That a promise made by no less a person than Sardar Patel was broken is certainly a blot on post-Independence history (Op-Ed, “Who betrayed Sardar Patel?” Nov. 19). Together, Patel and V.P. Menon cajoled, coerced and convinced maharajas and nawabs to accede to the Indian Union. In return, they were all guaranteed pension, privileges and rights under the Constitution. A contract is a contract. The Indian Republic should have kept its side of the bargain.
I was a college student when Indira Gandhi abolished the Privy Purses. I vehemently argued against the move in a debate because I thought the Privy Purses was pro-rich and anti-poor. I won huge applause from the audience consisting mostly of fellow students.
After reading the article, I realise how ignorant I was then. The small allowance of a few crores of rupees from our massive budget was no big deal to avoid the turmoil that would have occurred but for the peaceful settlement made with the former rulers.
It is unreasonable to argue that the abolition of the Privy Purses was an insult to Sardar Patel’s memory, when even long-running monarchies like England are facing growing demand from citizens that government funding of the royal family be stopped.
The Privy Purses might have been a token of gratitude expressed by the nascent Indian Union to the royals who decided to accede to India. But the rulers did not lose their personal wealth and holdings that gave them personal income. The wealth they gave up belonged to those who toiled day in and day out to build it up.
The article laments the ‘crime’ committed by our democracy, which came in the way of the feudal system in which royalty — by the accident of birth — bestowed some privileges on a few people. Can the regressive relics of an ancient exploitative period be preserved under all circumstances?

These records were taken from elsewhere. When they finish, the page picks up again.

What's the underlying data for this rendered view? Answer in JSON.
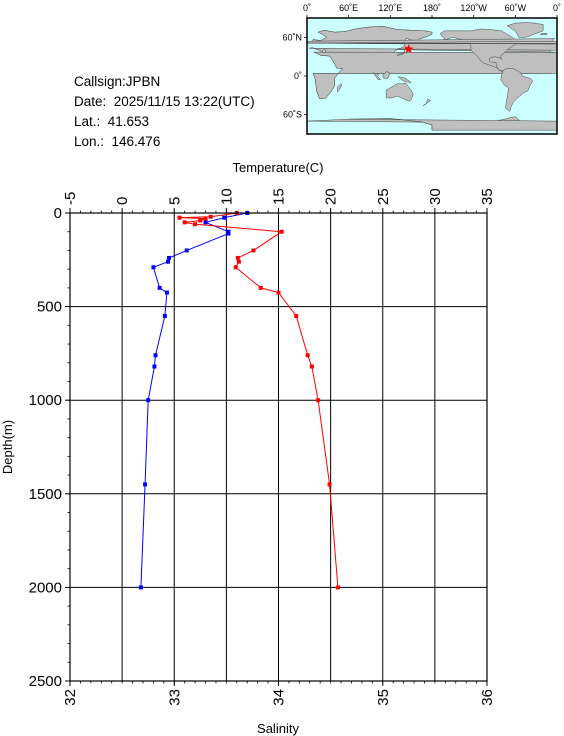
{
  "info": {
    "callsign": "Callsign:JPBN",
    "date": "Date:  2025/11/15 13:22(UTC)",
    "lat": "Lat.:  41.653",
    "lon": "Lon.:  146.476"
  },
  "map": {
    "lon_labels": [
      "0˚",
      "60˚E",
      "120˚E",
      "180˚",
      "120˚W",
      "60˚W",
      "0˚"
    ],
    "lat_labels": [
      "60˚N",
      "0˚",
      "60˚S"
    ],
    "station": {
      "lon": 146.476,
      "lat": 41.653
    },
    "colors": {
      "ocean": "#ccffff",
      "land": "#bfbfbf",
      "marker": "#ff0000"
    }
  },
  "chart_data": {
    "type": "line",
    "xlabel_top": "Temperature(C)",
    "xlabel_bottom": "Salinity",
    "ylabel": "Depth(m)",
    "temperature_axis": {
      "min": -5,
      "max": 35,
      "ticks": [
        "-5",
        "0",
        "5",
        "10",
        "15",
        "20",
        "25",
        "30",
        "35"
      ]
    },
    "salinity_axis": {
      "min": 32,
      "max": 36,
      "ticks": [
        "32",
        "33",
        "34",
        "35",
        "36"
      ]
    },
    "depth_axis": {
      "min": 0,
      "max": 2500,
      "ticks": [
        "0",
        "500",
        "1000",
        "1500",
        "2000",
        "2500"
      ]
    },
    "grid": true,
    "series": [
      {
        "color": "#0000ff",
        "variable": "temperature",
        "depth": [
          0,
          25,
          50,
          100,
          110,
          200,
          240,
          260,
          290,
          400,
          425,
          550,
          760,
          820,
          1000,
          1450,
          2000
        ],
        "values": [
          12.0,
          9.8,
          8.0,
          10.2,
          10.2,
          6.2,
          4.5,
          4.4,
          3.0,
          3.6,
          4.3,
          4.1,
          3.2,
          3.1,
          2.5,
          2.2,
          1.8
        ]
      },
      {
        "color": "#ff0000",
        "variable": "salinity",
        "depth": [
          0,
          20,
          25,
          30,
          40,
          50,
          60,
          100,
          200,
          240,
          260,
          290,
          400,
          425,
          550,
          760,
          820,
          1000,
          1450,
          2000
        ],
        "values": [
          33.6,
          33.35,
          33.05,
          33.3,
          33.25,
          33.1,
          33.2,
          34.03,
          33.76,
          33.61,
          33.62,
          33.59,
          33.83,
          34.0,
          34.17,
          34.28,
          34.32,
          34.38,
          34.49,
          34.57
        ]
      }
    ]
  }
}
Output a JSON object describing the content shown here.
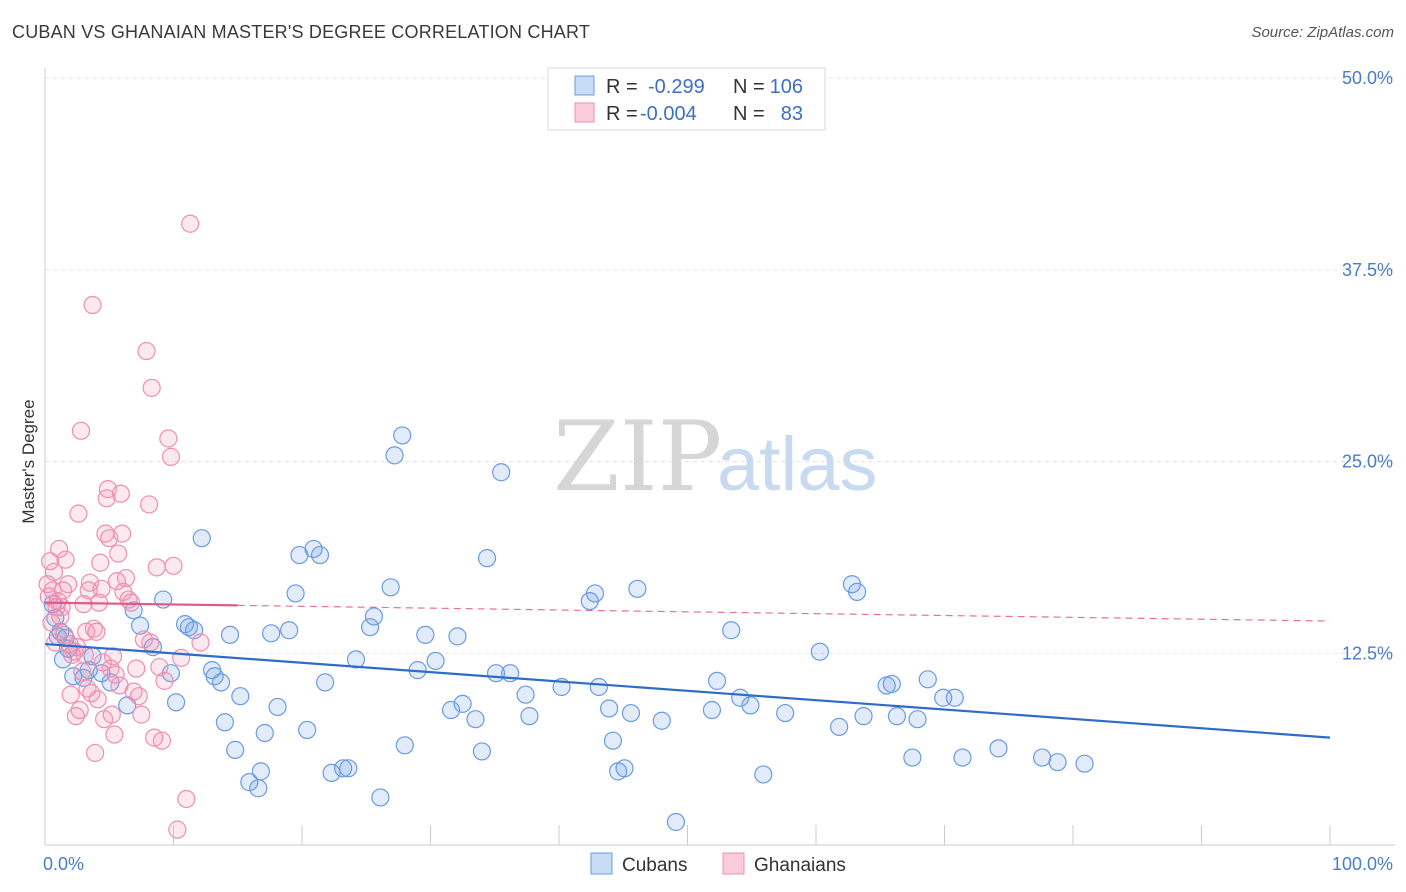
{
  "title": "CUBAN VS GHANAIAN MASTER'S DEGREE CORRELATION CHART",
  "source": "Source: ZipAtlas.com",
  "watermark": {
    "zip": "ZIP",
    "atlas": "atlas"
  },
  "colors": {
    "blue": "#6a9be0",
    "blue_line": "#2f6cc7",
    "pink": "#ee8fb0",
    "pink_line": "#e05a89",
    "accent_text": "#3d6fc0"
  },
  "legend_top": [
    {
      "r_label": "R =",
      "r_value": "-0.299",
      "n_label": "N =",
      "n_value": "106",
      "color": "blue"
    },
    {
      "r_label": "R =",
      "r_value": "-0.004",
      "n_label": "N =",
      "n_value": "83",
      "color": "pink"
    }
  ],
  "legend_bottom": [
    {
      "label": "Cubans",
      "color": "blue"
    },
    {
      "label": "Ghanaians",
      "color": "pink"
    }
  ],
  "chart_data": {
    "type": "scatter",
    "xlabel": "",
    "ylabel": "Master's Degree",
    "xlim": [
      0,
      100
    ],
    "ylim": [
      0,
      50
    ],
    "x_tick_labels": [
      {
        "value": 0,
        "label": "0.0%"
      },
      {
        "value": 100,
        "label": "100.0%"
      }
    ],
    "y_tick_labels": [
      {
        "value": 12.5,
        "label": "12.5%"
      },
      {
        "value": 25,
        "label": "25.0%"
      },
      {
        "value": 37.5,
        "label": "37.5%"
      },
      {
        "value": 50,
        "label": "50.0%"
      }
    ],
    "series": [
      {
        "name": "Cubans",
        "color": "blue",
        "trend": {
          "x": [
            0,
            100
          ],
          "y": [
            13.1,
            7.0
          ],
          "dashed_from": null
        },
        "points": [
          [
            0.6,
            15.7
          ],
          [
            0.8,
            14.8
          ],
          [
            1.0,
            13.6
          ],
          [
            1.2,
            13.9
          ],
          [
            1.4,
            12.1
          ],
          [
            1.6,
            13.5
          ],
          [
            1.8,
            12.8
          ],
          [
            2.2,
            11.0
          ],
          [
            3.0,
            10.9
          ],
          [
            3.4,
            11.4
          ],
          [
            3.7,
            12.3
          ],
          [
            4.4,
            11.2
          ],
          [
            5.1,
            10.6
          ],
          [
            6.4,
            9.1
          ],
          [
            6.9,
            15.3
          ],
          [
            7.4,
            14.3
          ],
          [
            8.4,
            12.9
          ],
          [
            9.2,
            16.0
          ],
          [
            9.8,
            11.2
          ],
          [
            10.2,
            9.3
          ],
          [
            10.9,
            14.4
          ],
          [
            11.2,
            14.2
          ],
          [
            11.6,
            14.0
          ],
          [
            12.2,
            20.0
          ],
          [
            13.0,
            11.4
          ],
          [
            13.2,
            11.0
          ],
          [
            13.7,
            10.6
          ],
          [
            14.4,
            13.7
          ],
          [
            14.8,
            6.2
          ],
          [
            15.2,
            9.7
          ],
          [
            15.9,
            4.1
          ],
          [
            16.6,
            3.7
          ],
          [
            16.8,
            4.8
          ],
          [
            17.1,
            7.3
          ],
          [
            17.6,
            13.8
          ],
          [
            18.1,
            9.0
          ],
          [
            19.0,
            14.0
          ],
          [
            19.5,
            16.4
          ],
          [
            19.8,
            18.9
          ],
          [
            20.4,
            7.5
          ],
          [
            20.9,
            19.3
          ],
          [
            21.4,
            18.9
          ],
          [
            21.8,
            10.6
          ],
          [
            22.3,
            4.7
          ],
          [
            23.2,
            5.0
          ],
          [
            23.6,
            5.0
          ],
          [
            24.2,
            12.1
          ],
          [
            25.3,
            14.2
          ],
          [
            25.6,
            14.9
          ],
          [
            26.1,
            3.1
          ],
          [
            26.9,
            16.8
          ],
          [
            27.2,
            25.4
          ],
          [
            27.8,
            26.7
          ],
          [
            28.0,
            6.5
          ],
          [
            29.0,
            11.4
          ],
          [
            29.6,
            13.7
          ],
          [
            30.4,
            12.0
          ],
          [
            31.6,
            8.8
          ],
          [
            32.1,
            13.6
          ],
          [
            32.5,
            9.2
          ],
          [
            33.5,
            8.2
          ],
          [
            34.0,
            6.1
          ],
          [
            34.4,
            18.7
          ],
          [
            35.1,
            11.2
          ],
          [
            35.5,
            24.3
          ],
          [
            36.2,
            11.2
          ],
          [
            37.4,
            9.8
          ],
          [
            37.7,
            8.4
          ],
          [
            40.2,
            10.3
          ],
          [
            42.4,
            15.9
          ],
          [
            42.8,
            16.4
          ],
          [
            43.1,
            10.3
          ],
          [
            43.9,
            8.9
          ],
          [
            44.2,
            6.8
          ],
          [
            44.6,
            4.8
          ],
          [
            45.1,
            5.0
          ],
          [
            45.6,
            8.6
          ],
          [
            46.1,
            16.7
          ],
          [
            48.0,
            8.1
          ],
          [
            49.1,
            1.5
          ],
          [
            51.9,
            8.8
          ],
          [
            52.3,
            10.7
          ],
          [
            53.4,
            14.0
          ],
          [
            54.1,
            9.6
          ],
          [
            54.9,
            9.1
          ],
          [
            55.9,
            4.6
          ],
          [
            57.6,
            8.6
          ],
          [
            60.3,
            12.6
          ],
          [
            61.8,
            7.7
          ],
          [
            62.8,
            17.0
          ],
          [
            63.2,
            16.5
          ],
          [
            63.7,
            8.4
          ],
          [
            65.5,
            10.4
          ],
          [
            65.9,
            10.5
          ],
          [
            66.3,
            8.4
          ],
          [
            67.5,
            5.7
          ],
          [
            67.9,
            8.2
          ],
          [
            68.7,
            10.8
          ],
          [
            69.9,
            9.6
          ],
          [
            70.8,
            9.6
          ],
          [
            71.4,
            5.7
          ],
          [
            74.2,
            6.3
          ],
          [
            77.6,
            5.7
          ],
          [
            78.8,
            5.4
          ],
          [
            80.9,
            5.3
          ],
          [
            14.0,
            8.0
          ]
        ]
      },
      {
        "name": "Ghanaians",
        "color": "pink",
        "trend": {
          "x": [
            0,
            100
          ],
          "y": [
            15.8,
            14.6
          ],
          "dashed_from": 15
        },
        "points": [
          [
            0.2,
            17.0
          ],
          [
            0.3,
            16.2
          ],
          [
            0.4,
            18.5
          ],
          [
            0.5,
            14.5
          ],
          [
            0.6,
            16.6
          ],
          [
            0.7,
            17.8
          ],
          [
            0.8,
            13.2
          ],
          [
            0.9,
            15.5
          ],
          [
            1.0,
            15.9
          ],
          [
            1.1,
            19.3
          ],
          [
            1.2,
            14.9
          ],
          [
            1.3,
            15.5
          ],
          [
            1.4,
            16.6
          ],
          [
            1.5,
            13.7
          ],
          [
            1.6,
            18.6
          ],
          [
            1.8,
            17.0
          ],
          [
            1.9,
            13.1
          ],
          [
            2.0,
            9.8
          ],
          [
            2.1,
            12.4
          ],
          [
            2.3,
            12.6
          ],
          [
            2.4,
            8.4
          ],
          [
            2.5,
            12.9
          ],
          [
            2.6,
            21.6
          ],
          [
            2.7,
            8.8
          ],
          [
            2.8,
            27.0
          ],
          [
            2.9,
            11.3
          ],
          [
            3.0,
            15.7
          ],
          [
            3.1,
            12.4
          ],
          [
            3.2,
            13.9
          ],
          [
            3.3,
            10.2
          ],
          [
            3.4,
            16.6
          ],
          [
            3.5,
            17.1
          ],
          [
            3.6,
            9.9
          ],
          [
            3.7,
            35.2
          ],
          [
            3.8,
            14.1
          ],
          [
            3.9,
            6.0
          ],
          [
            4.0,
            13.9
          ],
          [
            4.1,
            9.5
          ],
          [
            4.2,
            15.8
          ],
          [
            4.3,
            18.4
          ],
          [
            4.4,
            16.7
          ],
          [
            4.5,
            11.9
          ],
          [
            4.6,
            8.2
          ],
          [
            4.7,
            20.3
          ],
          [
            4.8,
            22.6
          ],
          [
            4.9,
            23.2
          ],
          [
            5.0,
            20.0
          ],
          [
            5.1,
            11.5
          ],
          [
            5.2,
            8.5
          ],
          [
            5.3,
            12.3
          ],
          [
            5.4,
            7.2
          ],
          [
            5.5,
            11.1
          ],
          [
            5.6,
            17.2
          ],
          [
            5.7,
            19.0
          ],
          [
            5.8,
            10.4
          ],
          [
            5.9,
            22.9
          ],
          [
            6.0,
            20.3
          ],
          [
            6.1,
            16.5
          ],
          [
            6.3,
            17.4
          ],
          [
            6.5,
            16.0
          ],
          [
            6.7,
            15.8
          ],
          [
            6.9,
            10.0
          ],
          [
            7.1,
            11.5
          ],
          [
            7.3,
            9.7
          ],
          [
            7.5,
            8.5
          ],
          [
            7.7,
            13.4
          ],
          [
            7.9,
            32.2
          ],
          [
            8.1,
            22.2
          ],
          [
            8.2,
            13.2
          ],
          [
            8.3,
            29.8
          ],
          [
            8.5,
            7.0
          ],
          [
            8.7,
            18.1
          ],
          [
            8.9,
            11.6
          ],
          [
            9.1,
            6.8
          ],
          [
            9.3,
            10.7
          ],
          [
            9.6,
            26.5
          ],
          [
            9.8,
            25.3
          ],
          [
            10.0,
            18.2
          ],
          [
            10.3,
            1.0
          ],
          [
            10.6,
            12.2
          ],
          [
            11.0,
            3.0
          ],
          [
            11.3,
            40.5
          ],
          [
            12.1,
            13.2
          ]
        ]
      }
    ],
    "grid": true,
    "legend_placement": "top-center"
  }
}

The abolition of the Privy Purses was a historical necessity, a blow to the feudal social superstructure. The purse was tax-free, money earned with no toil or sweat. The dream of building an egalitarian society based on socialist principles would have been undermined by continuing to pay our former rulers. Whether or not the Congress betrayed Sardar Patel one cannot tell. But, surely, the Indian Republic did not betray its historically disadvantaged and deprived sections.
The modern concept of kingship recognises rulers as holders of public trust. Hence, the sacrifice made by the erstwhile rulers should be seen as an act of demitting office. All property held by them, including the “12,000 miles of the railway system,” was held in trust on behalf of people.
After the integration of the princely states and the dissolution of their individual identities, the Privy Purses became antithetical to the concept of equality. A constitutional amendment is a tool to maintain the relevance of the Constitution even in changed circumstances. It is in exercise of this power that Parliament, recognising the discriminatory nature of the Privy Purses, abolished it.